1. The President of the Republic (Bajram Begaj)
2. The Prime Minister (Edi Rama)
3. The Speaker of the Parliament (Niko Peleshi)
4. The President of the Constitutional Court (Holta Zaçaj)
5. The Deputy Speakers of the Parliament
6. The members of the Council of Ministers
7. The former Presidents of the Republic
8. The former Prime Ministers
9. Foreign ambassadors serving in Albania
10. The Leader of the Opposition
11. The leaders of the parliamentary groups, according to the group's representation in the Parliament
12. The chairpersons of the parliamentary commissions
13. The members of the Parliament
14. The Mayor of Tirana
15. The Chief Justice of Albania, officially known as the President of the Supreme Court of Albania
16. The President of the High Judicial Council
17. The President of the High Prosecutorial Council
18. The Director of SPAK
19. The Deputy Director of SPAK
20. The President of GJKKO (The Special Court against Corruption and Organized Crime)
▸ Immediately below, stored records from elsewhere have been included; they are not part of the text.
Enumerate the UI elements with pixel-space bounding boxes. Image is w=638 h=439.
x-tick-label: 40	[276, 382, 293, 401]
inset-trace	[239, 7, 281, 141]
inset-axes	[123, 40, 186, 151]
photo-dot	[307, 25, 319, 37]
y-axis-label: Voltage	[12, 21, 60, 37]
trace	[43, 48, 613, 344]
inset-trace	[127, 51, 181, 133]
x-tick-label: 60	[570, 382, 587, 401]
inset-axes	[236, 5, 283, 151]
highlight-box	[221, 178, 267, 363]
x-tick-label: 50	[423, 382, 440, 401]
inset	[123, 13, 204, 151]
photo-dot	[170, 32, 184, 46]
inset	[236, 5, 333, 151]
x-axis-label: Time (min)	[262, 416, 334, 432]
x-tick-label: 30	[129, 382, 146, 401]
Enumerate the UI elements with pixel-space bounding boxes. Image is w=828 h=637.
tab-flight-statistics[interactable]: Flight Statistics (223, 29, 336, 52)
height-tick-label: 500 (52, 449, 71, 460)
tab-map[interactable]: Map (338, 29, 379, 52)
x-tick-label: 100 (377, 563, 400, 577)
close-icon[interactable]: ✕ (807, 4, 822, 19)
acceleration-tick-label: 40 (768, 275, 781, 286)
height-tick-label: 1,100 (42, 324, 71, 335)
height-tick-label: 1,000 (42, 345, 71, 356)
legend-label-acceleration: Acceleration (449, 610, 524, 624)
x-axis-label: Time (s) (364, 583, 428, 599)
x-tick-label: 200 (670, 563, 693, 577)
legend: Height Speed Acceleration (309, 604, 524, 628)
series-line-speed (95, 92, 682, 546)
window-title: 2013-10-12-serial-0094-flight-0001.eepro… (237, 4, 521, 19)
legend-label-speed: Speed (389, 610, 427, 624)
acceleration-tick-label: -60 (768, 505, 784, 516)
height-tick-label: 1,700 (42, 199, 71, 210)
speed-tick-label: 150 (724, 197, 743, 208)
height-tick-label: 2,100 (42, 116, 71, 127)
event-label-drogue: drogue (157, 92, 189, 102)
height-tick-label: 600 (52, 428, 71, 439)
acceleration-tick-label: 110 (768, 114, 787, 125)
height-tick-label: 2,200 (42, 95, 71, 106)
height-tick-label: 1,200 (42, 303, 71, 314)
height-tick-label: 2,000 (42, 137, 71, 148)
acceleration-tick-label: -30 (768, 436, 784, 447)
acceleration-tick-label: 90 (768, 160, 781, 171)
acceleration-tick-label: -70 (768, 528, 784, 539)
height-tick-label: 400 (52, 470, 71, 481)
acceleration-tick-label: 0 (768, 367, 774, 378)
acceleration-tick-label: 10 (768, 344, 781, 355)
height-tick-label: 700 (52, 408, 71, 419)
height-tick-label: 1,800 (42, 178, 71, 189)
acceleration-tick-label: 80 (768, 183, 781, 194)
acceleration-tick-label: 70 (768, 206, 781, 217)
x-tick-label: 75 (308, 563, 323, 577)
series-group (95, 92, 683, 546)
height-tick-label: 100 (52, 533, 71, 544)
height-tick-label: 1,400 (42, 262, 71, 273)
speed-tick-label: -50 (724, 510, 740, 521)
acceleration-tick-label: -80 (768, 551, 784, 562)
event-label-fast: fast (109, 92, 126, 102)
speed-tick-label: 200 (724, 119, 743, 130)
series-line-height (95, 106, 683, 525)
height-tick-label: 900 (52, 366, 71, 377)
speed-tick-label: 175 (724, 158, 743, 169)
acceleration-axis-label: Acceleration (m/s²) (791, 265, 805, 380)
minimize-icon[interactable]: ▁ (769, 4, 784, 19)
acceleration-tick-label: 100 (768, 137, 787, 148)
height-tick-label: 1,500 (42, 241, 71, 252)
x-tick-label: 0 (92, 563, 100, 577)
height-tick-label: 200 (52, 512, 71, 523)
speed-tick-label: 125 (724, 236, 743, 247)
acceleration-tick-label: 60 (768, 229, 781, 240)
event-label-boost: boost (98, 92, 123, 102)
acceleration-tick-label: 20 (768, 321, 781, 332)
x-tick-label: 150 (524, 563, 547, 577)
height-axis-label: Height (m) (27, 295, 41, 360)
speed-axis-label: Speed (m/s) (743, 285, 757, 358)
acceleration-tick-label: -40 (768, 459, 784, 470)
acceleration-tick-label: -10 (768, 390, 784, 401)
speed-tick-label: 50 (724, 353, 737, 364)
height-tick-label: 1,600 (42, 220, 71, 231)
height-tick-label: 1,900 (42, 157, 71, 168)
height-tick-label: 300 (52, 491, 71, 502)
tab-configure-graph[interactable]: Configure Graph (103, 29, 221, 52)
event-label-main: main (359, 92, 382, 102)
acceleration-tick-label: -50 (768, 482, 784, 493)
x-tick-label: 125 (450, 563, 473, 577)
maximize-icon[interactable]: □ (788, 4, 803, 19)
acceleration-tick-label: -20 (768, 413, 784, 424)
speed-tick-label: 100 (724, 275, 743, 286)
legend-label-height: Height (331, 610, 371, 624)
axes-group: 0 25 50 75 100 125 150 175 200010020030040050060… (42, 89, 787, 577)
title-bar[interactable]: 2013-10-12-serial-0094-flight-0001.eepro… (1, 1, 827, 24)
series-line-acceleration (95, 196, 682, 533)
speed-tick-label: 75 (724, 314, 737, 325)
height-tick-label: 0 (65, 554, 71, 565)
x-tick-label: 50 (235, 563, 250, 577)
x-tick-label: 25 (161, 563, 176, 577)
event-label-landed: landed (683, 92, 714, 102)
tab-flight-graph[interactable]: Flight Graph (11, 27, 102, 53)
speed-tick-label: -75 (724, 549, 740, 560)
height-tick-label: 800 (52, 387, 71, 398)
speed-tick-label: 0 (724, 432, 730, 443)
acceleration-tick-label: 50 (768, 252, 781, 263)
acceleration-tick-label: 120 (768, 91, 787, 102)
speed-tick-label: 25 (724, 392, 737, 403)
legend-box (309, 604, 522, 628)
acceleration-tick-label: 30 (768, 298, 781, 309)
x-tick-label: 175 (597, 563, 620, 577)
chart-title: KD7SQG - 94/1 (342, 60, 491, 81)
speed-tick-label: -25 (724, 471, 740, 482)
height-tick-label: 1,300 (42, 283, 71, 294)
21. The Deputy President of GJKKO
22. The President of the State Supreme Audit
23. The Prosecutor General
24. The Governor of the Bank of Albania
25. The Chief of the General Staff of the Albanian Armed Forces
26. The Ombudsperson (People's Advocate)
27. The Director of SHISH
28. The leaders of the religious communities
29. The members (justices) of the Constitutional Court
30. The Chairperson of the Special Appeals College
31. The members (justices) of the Supreme Court
32. The High Justice Inspector
33. The members of the High Judicial Council
34. The members of the High Prosecutorial Council
35. The members (prosecutors) of SPAK
36. The President of the Judicial Appointments Council (JAC)
37. The members of the JAC
38. The members (justices) of GJKKO
39. The Chairperson of the Independent Qualifications Commission (IQC)
40. The members of the IQC
41. The public commissioners
42. The Director of the School of Magistrates
43. The heirs of the Royal Family of Albania
44. The General Secretaries of the Office of the President, the Parliament, and the Council of Ministers
45. The deputy ministers
46. The General Secretary of the Ministry of Foreign Affairs.
47. The directors of the cabinets of the President of the Republic, the Prime Minister, and the Parliament
48. The Director of the State Protocol (chief of protocol)
49. Advisers to the President and to the Prime Minister
50. The Prefect of Tirana
51. Commanding officers of the Armed Forces with the rank of general
52. Leaders of political parties who are not serving as members of parliament
53. The State Advocate
54. The General Director of the State Police
55. The Director of the National Bureau of Investigation (BKH)
56. The Commanding Officer of the Republican Guard
57. People decorated with orders or medals
58. Chairperson of the Academy of Sciences
59. President of the Council of Rectors of the Republic
60. Career ambassadors
61. President of Tirana County
62. Leaders of the veterans' organizations of the National Liberation Movement
63. The Prefects
64. The Mayors
65. The President of the Tirana Appeals Court
66. The President of the Administrative Appeals Court
67. The President of the Serious Crimes Appeals Court
68. The presidents of the district appeals courts
69. The Director of Appeals Prosecution in Tirana
70. The Director of Serious Crimes Appeals Prosecution
71. The President of the Tirana First Instance Court
72. The President of the Tirana First Instance Administrative Court
73. The President of the Serious Crimes First Instance Court
74. The presidents of the district first instance courts
75. The presidents of the district first instance administrative courts
76. The rectors of universities
77. The Prosecutor of the Tirana Judicial Circuit
78. The district directors of prosecution

Of those ranked equally, the longest serving takes precedence, then the eldest. Foreigners take precedence over Albanian titleholders.